Once I replaced the disk successfully by offlining the disk that failed, removed it, then replaced it.
Commands from memory are (from http://askubuntu.com/questions/305830/replacing-a-dead-disk-in-a-zpool):
“zpool offline storage xxx” where xxx is the disk that’s showing unavailable in “zpool status storage” and where storage is my zpool name.
I then used “zpool replace storage xxx aaa” where xxx is the offlined disk and aaa is the new disk as showing under the GUI under disks, management.

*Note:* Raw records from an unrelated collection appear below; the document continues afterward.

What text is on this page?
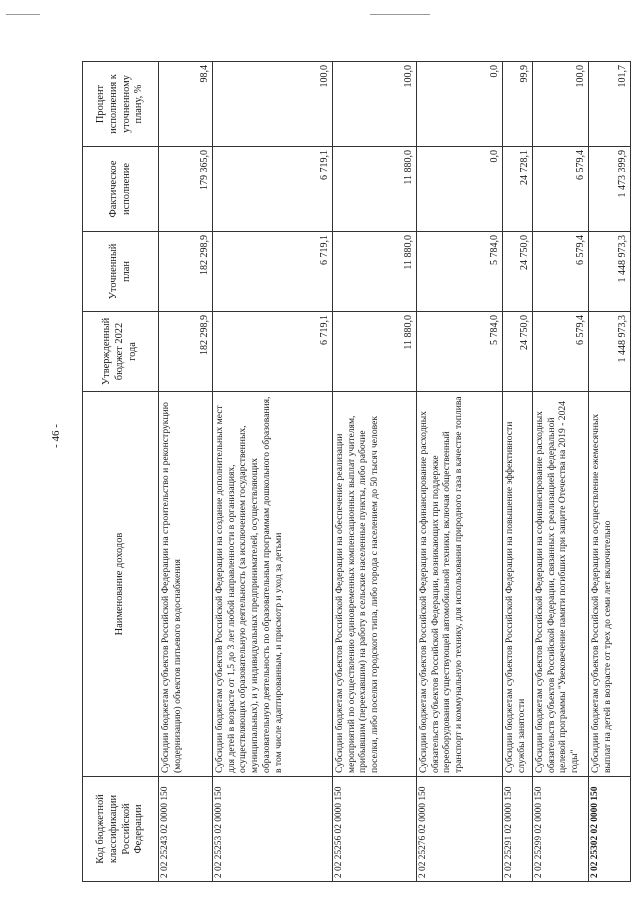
- 46 -
Код бюджетной классификации Российской Федерации	Наименование доходов	Утвержденный бюджет 2022 года	Уточненный план	Фактическое исполнение	Процент исполнения к уточненному плану, %
2 02 25243 02 0000 150	Субсидии бюджетам субъектов Российской Федерации на строительство и реконструкцию (модернизацию) объектов питьевого водоснабжения	182 298,9	182 298,9	179 365,0	98,4
2 02 25253 02 0000 150	Субсидии бюджетам субъектов Российской Федерации на создание дополнительных мест для детей в возрасте от 1,5 до 3 лет любой направленности в организациях, осуществляющих образовательную деятельность (за исключением государственных, муниципальных), и у индивидуальных предпринимателей, осуществляющих образовательную деятельность по образовательным программам дошкольного образования, в том числе адаптированным, и присмотр и уход за детьми	6 719,1	6 719,1	6 719,1	100,0
2 02 25256 02 0000 150	Субсидии бюджетам субъектов Российской Федерации на обеспечение реализации мероприятий по осуществлению единовременных компенсационных выплат учителям, прибывшим (переехавшим) на работу в сельские населенные пункты, либо рабочие поселки, либо поселки городского типа, либо города с населением до 50 тысяч человек	11 880,0	11 880,0	11 880,0	100,0
2 02 25276 02 0000 150	Субсидии бюджетам субъектов Российской Федерации на софинансирование расходных обязательств субъектов Российской Федерации, возникающих при поддержке переоборудования существующей автомобильной техники, включая общественный транспорт и коммунальную технику, для использования природного газа в качестве топлива	5 784,0	5 784,0	0,0	0,0
2 02 25291 02 0000 150	Субсидии бюджетам субъектов Российской Федерации на повышение эффективности службы занятости	24 750,0	24 750,0	24 728,1	99,9
2 02 25299 02 0000 150	Субсидии бюджетам субъектов Российской Федерации на софинансирование расходных обязательств субъектов Российской Федерации, связанных с реализацией федеральной целевой программы "Увековечение памяти погибших при защите Отечества на 2019 - 2024 годы"	6 579,4	6 579,4	6 579,4	100,0
2 02 25302 02 0000 150	Субсидии бюджетам субъектов Российской Федерации на осуществление ежемесячных выплат на детей в возрасте от трех до семи лет включительно	1 448 973,3	1 448 973,3	1 473 399,9	101,7
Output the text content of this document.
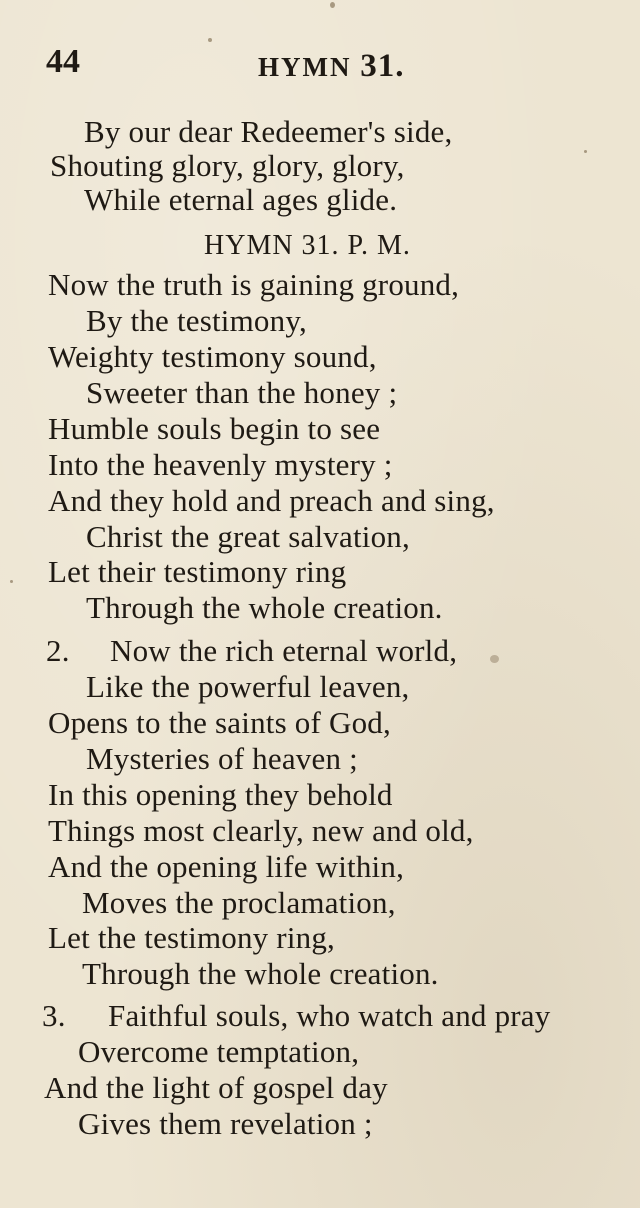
44	HYMN 31.
By our dear Redeemer's side,
Shouting glory, glory, glory,
While eternal ages glide.
HYMN 31. P. M.
Now the truth is gaining ground,
By the testimony,
Weighty testimony sound,
Sweeter than the honey ;
Humble souls begin to see
Into the heavenly mystery ;
And they hold and preach and sing,
Christ the great salvation,
Let their testimony ring
Through the whole creation.
2. Now the rich eternal world,
Like the powerful leaven,
Opens to the saints of God,
Mysteries of heaven ;
In this opening they behold
Things most clearly, new and old,
And the opening life within,
Moves the proclamation,
Let the testimony ring,
Through the whole creation.
3. Faithful souls, who watch and pray
Overcome temptation,
And the light of gospel day
Gives them revelation ;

This took about a day and a half to resilver after which the “zpool status storage” command showed online 😀
Now to backups. I was using rsync with USB drives formatted in UFS. Downside to this is that it’s slow, and CPU intensive. I decided to do lots of research and find a ‘better way’. Still one thing to note is that if you want to access files off these USB drives is that you will need a NAS4FREE (or BSD based) server with this ability to import ZFS disks.
Awesome scripts here we come thanks to Fritz! http://forums.nas4free.org/viewtopic.php?t=2197 or direct link https://github.com/fritz-hh/scripts_NAS4Free/
I now use the backupData.sh script. Basic use is that I placed the .sh file on my array and ran “./backupData.sh storage/Important usb4tb” after using “chmod u+x backupData.sh” to make it executabe. storage/Important is a dataset under my storage zpool. usb4TB is my 4TB USB drive that I setup as a single disk zpool by using “zpool create usb4tb da3” where da3 is my usb drive.
I’ve also setup SMART monitoring on each disk. Remember that each time you do a “clear and import disks” you have to activate smart on all of the drives again. This is where I went wrong previously.
I have now setup another .sh script which runs multiple ./backupData.sh scripts in a row to backup multiple datasets and usb drives. Now as you probably have figured, datasets are critical when it comes to this. A few years back I changed using a single zpool with all my data to using individual datasets within the zpool to separate data types. ie. I have photos, backups, Important etc as separate datasets. This means the sizes of these datasets I try to keep smaller than my USB drives to make sure I can backup these datasets to USB drives without having them fail.
Just a note with this; this uses snapshots, so be sure to have some auto snapshots happening. I use a recursive snapshot on storage so it snapshots all the datasets.